Trump gives Liberian immigrants a year to leave or face deportation
2 April 2018
President Donald Trump announced in a memo last Tuesday to the Department of Homeland Security that he was formally ending the program known as Deferred Enforced Departure, which allowed Liberian immigrants to stay and work legally in the United States since 1999. The program was established by President Bill Clinton in response to the devastated social and economic situation in Liberia following the brutal civil war of the 1990s.
More than 800,000 Liberians fled their country during the civil war, with a small percentage reaching the United States, where an estimated 4,000 reside to this day.
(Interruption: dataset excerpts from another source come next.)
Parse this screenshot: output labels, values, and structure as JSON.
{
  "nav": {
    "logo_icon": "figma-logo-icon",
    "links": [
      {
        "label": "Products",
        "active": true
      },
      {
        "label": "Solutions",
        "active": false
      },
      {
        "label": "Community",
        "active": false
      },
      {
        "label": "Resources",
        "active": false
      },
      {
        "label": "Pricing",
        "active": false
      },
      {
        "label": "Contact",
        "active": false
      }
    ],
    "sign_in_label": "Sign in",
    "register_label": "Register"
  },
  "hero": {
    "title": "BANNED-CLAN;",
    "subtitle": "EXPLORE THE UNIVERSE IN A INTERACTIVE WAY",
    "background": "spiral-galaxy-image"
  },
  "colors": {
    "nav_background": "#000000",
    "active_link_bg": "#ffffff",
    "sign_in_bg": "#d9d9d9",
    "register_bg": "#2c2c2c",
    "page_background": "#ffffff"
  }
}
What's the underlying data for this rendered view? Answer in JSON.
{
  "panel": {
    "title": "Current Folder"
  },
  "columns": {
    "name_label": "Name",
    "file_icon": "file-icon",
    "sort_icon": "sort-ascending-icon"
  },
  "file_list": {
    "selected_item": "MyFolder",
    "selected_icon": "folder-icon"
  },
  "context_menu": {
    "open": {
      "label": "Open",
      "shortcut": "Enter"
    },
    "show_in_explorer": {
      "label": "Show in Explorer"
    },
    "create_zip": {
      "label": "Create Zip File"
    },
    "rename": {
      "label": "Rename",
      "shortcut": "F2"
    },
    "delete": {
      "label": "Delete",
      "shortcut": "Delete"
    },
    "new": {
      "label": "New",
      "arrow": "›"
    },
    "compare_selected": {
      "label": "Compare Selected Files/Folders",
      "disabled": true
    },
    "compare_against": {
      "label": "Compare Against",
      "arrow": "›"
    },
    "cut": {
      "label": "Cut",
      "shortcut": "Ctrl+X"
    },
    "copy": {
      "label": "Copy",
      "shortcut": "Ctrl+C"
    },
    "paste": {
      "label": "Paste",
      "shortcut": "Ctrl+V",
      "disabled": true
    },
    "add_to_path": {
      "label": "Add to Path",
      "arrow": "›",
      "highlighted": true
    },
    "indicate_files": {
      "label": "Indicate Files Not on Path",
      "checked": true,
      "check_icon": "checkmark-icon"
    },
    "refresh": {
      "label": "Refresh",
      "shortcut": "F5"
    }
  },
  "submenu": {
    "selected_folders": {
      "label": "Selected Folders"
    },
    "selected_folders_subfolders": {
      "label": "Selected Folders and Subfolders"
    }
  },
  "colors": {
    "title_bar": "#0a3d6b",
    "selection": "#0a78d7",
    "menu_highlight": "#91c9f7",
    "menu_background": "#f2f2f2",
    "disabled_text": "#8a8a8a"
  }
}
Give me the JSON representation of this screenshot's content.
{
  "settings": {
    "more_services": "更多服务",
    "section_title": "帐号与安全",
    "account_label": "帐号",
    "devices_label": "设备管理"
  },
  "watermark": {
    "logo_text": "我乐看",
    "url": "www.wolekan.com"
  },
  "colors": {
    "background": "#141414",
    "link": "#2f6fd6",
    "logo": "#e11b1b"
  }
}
These workers now have a year to leave the country or face deportation.
The Deferred Enforced Departure program had been renewed by subsequent administrations since 1999, but Trump’s memo declared that improved conditions in Liberia meant that the program was no longer necessary.
“Liberia is no longer experiencing armed conflict and has made significant progress in restoring stability and democratic governance,” the memo said. “Liberia has also concluded reconstruction from prior conflicts, which has contributed significantly to an environment that is able to handle adequately the return of its nationals.”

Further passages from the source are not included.